If you are a KAM programme director, it's worth considering the benefits of having all your key account pans in the same format, easier for everyone concerned to get used to reading, easier to compare, easier to identify worthwhile developments. This format for an account plan has been used by many international and national companies, with a few tweaks to ensure that the product groups, currency, timescales and issues particular to their sectors have been appropriately represented.

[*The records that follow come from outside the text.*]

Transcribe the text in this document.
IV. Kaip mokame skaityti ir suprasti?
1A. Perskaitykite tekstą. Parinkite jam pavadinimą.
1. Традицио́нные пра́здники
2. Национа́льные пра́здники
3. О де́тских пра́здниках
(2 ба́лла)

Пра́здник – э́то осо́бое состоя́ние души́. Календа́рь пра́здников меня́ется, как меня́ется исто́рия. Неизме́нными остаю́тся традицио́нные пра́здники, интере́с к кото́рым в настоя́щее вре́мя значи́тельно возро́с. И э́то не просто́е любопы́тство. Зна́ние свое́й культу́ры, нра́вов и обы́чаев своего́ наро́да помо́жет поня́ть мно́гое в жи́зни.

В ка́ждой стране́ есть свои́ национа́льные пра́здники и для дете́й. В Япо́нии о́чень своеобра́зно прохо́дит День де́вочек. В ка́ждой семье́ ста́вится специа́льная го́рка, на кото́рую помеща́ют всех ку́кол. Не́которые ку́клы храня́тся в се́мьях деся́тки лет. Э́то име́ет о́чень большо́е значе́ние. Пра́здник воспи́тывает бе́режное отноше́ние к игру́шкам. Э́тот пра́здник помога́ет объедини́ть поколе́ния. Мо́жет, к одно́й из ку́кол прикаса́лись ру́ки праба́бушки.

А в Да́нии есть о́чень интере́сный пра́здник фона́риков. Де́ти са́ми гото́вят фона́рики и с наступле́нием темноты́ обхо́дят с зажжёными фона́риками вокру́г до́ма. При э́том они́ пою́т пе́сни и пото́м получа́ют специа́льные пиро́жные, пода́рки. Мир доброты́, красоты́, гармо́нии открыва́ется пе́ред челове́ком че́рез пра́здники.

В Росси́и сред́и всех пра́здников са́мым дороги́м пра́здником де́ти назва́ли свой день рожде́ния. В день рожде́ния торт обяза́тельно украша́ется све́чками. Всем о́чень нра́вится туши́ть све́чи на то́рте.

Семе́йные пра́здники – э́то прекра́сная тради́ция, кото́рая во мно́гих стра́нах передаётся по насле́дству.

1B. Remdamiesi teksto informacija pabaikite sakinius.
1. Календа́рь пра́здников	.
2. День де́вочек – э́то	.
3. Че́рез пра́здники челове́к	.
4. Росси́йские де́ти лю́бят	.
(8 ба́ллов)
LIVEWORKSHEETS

If you are a key account manager with a strategic plan to write for your key account, you should put your effort into the right content, rather than spending your time trying to decide on a layout. This format allows you to say everything you need to say, somewhere. The worksheets (see separate download item) can help you decide what you want to say.

Adapt and adopt

  • The format may look long, but you should consider that if this customer offers major business for the company, your intentions for it should be properly represented. If you decide to shorten it, think carefully first about what you leave out, and whether that breaks the logical chain of development which is important to carry your readers and decision-makers with your plan.
  • The plan is in Word, because it's the most flexible format and everyone knows how to use it. Excel isn't needed because your historical numbers should be reasonably top level, and your future numbers shouldn't be derived automatically. Far too much time is wasted on plans in PowerPoint looking for pictures, positioning objects and changing font size – so they are often content-light and have far too many pages.
  • The plan framework contains notes for the writer in red, a kind of manual to help you complete it. These notes should obviously be deleted in the final draft. In many cases they refer to the worksheets to help you look for the information appropriate to each section. You don't have to use the worksheets, but it helps!
  • Grey spaces indicate where you might have something to say. They are just a prompt – they don't define how much you write, and you can add comments anywhere else where relevant.
  • Write concisely but don't leave out anything important. If you have all the data to hand (you should, it’s your key account) the job is much quicker. Give yourself some phone and email-free time and space to think, and to write.
  • The executive summary is for senior readers who may not read the rest of the plan. Make sure it contains all and only important points.